Академическую молодежь тоже не удалось настроить на нужную волну. Я, скажем, убеждал исполнителя роли Вово в том, что его агрономические предложения (сеять табак или гречу) не глупы, а неуместны. Они демонстрируют отрыв знаний Вово от конкретной ситуации в хозяйстве мужиков, а не его водевильную глупость. Он соглашался со мной, но это ничего не меняло в роли. Эта информация не была ему нужна, как лошади не нужен бензин, хоть он и является более эффективным источником энергии, чем сено.

Как ни пытались мы с К.Н.Чернозёмовым — режиссером по пластике — сделать шарадное представление талантливым декадентством, ничего не выходило. Печаль большого вальса, сочиненного Виктором Кисиным, не помогала выявить сложность взаимоотношений между Коко, Бетси и их друзьями. Мы специально нафантазировали невероятно сложные гордиевы узлы отношений, которые персонажи не могли распутать. Хотелось глупость их развлечений сделать азартной игрой, вызовом всеотрицающих ничевоков. Увы... Остался водевиль, “а прочее все гиль”.

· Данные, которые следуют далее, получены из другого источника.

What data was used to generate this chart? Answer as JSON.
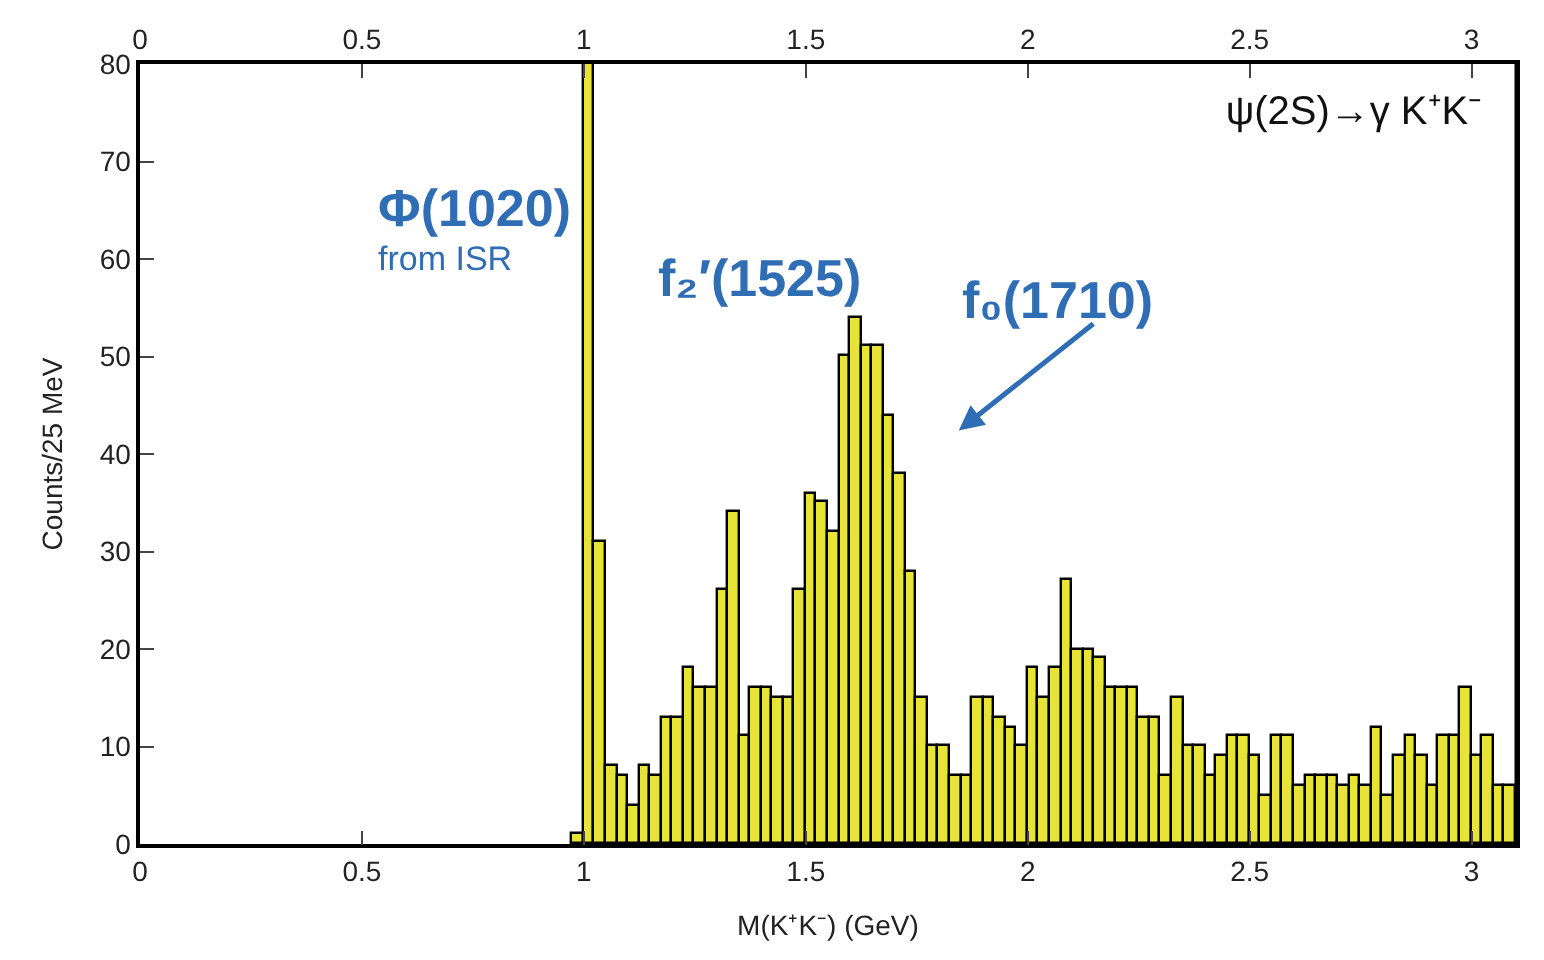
{
  "chart_data": {
    "type": "histogram",
    "title": "ψ(2S)→γ K⁺K⁻",
    "xlabel": "M(K⁺K⁻) (GeV)",
    "ylabel": "Counts/25 MeV",
    "annotations": [
      "Φ(1020)",
      "from ISR",
      "f₂′(1525)",
      "f₀(1710)"
    ],
    "bins": [
      0.975,
      1.0,
      1.025,
      1.05,
      1.075,
      1.1,
      1.125,
      1.15,
      1.175,
      1.2,
      1.225,
      1.25,
      1.275,
      1.3,
      1.325,
      1.35,
      1.375,
      1.4,
      1.425,
      1.45,
      1.475,
      1.5,
      1.525,
      1.55,
      1.575,
      1.6,
      1.625,
      1.65,
      1.675,
      1.7,
      1.725,
      1.75,
      1.775,
      1.8,
      1.825,
      1.85,
      1.875,
      1.9,
      1.925,
      1.95,
      1.975,
      2.0,
      2.025,
      2.05,
      2.075,
      2.1,
      2.125,
      2.15,
      2.175,
      2.2,
      2.225,
      2.25,
      2.275,
      2.3,
      2.325,
      2.35,
      2.375,
      2.4,
      2.425,
      2.45,
      2.475,
      2.5,
      2.525,
      2.55,
      2.575,
      2.6,
      2.625,
      2.65,
      2.675,
      2.7,
      2.725,
      2.75,
      2.775,
      2.8,
      2.825,
      2.85,
      2.875,
      2.9,
      2.925,
      2.95,
      2.975,
      3.0,
      3.025,
      3.05,
      3.075,
      3.1
    ],
    "values": [
      1,
      80,
      31,
      8,
      7,
      4,
      8,
      7,
      13,
      13,
      18,
      16,
      16,
      26,
      34,
      11,
      16,
      16,
      15,
      15,
      26,
      36,
      35,
      32,
      50,
      54,
      51,
      51,
      44,
      38,
      28,
      15,
      10,
      10,
      7,
      7,
      15,
      15,
      13,
      12,
      10,
      18,
      15,
      18,
      27,
      20,
      20,
      19,
      16,
      16,
      16,
      13,
      13,
      7,
      15,
      10,
      10,
      7,
      9,
      11,
      11,
      9,
      5,
      11,
      11,
      6,
      7,
      7,
      7,
      6,
      7,
      6,
      12,
      5,
      9,
      11,
      9,
      6,
      11,
      11,
      16,
      9,
      11,
      6,
      6
    ],
    "color": "#e8e337",
    "xlim": [
      0,
      3.1
    ],
    "xticks": [
      0,
      0.5,
      1,
      1.5,
      2,
      2.5,
      3
    ],
    "x2lim": [
      0,
      3.1
    ],
    "x2ticks": [
      0,
      0.5,
      1,
      1.5,
      2,
      2.5,
      3
    ],
    "ylim": [
      0,
      80
    ],
    "yticks": [
      0,
      10,
      20,
      30,
      40,
      50,
      60,
      70,
      80
    ]
  }
}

Троица мужиков была слегка сердита и раздражена. (Главным образом неудобными мизансценами, не дававшими возможности всем троим стоять на авансцене.) Но к ним я меньше всего могу предъявлять претензии — им троим было за двести. И нужно отдать должное А.Ф.Борисову (третьему мужику) — несмотря на состояние здоровья и позднее включение в работу, он был очень внимателен к режиссуре. Без энтузиазма, но абсолютно честно выполнял он рискованнейшую мизансцену: его сонный мужичок, напившись дарового господского чая, в поисках нужного места попадал в темную гостиную, где господа ждали появления грека Николая и принимали мужика за него. Это стало кульминацией спектакля. Дисциплина и чуткость большого артиста помогли выстроить ее. Внутреннее благородство и доброта К.И.Адашевского (второго мужика) вносили толстовское в спектакль независимо от предлагаемых обстоятельств роли.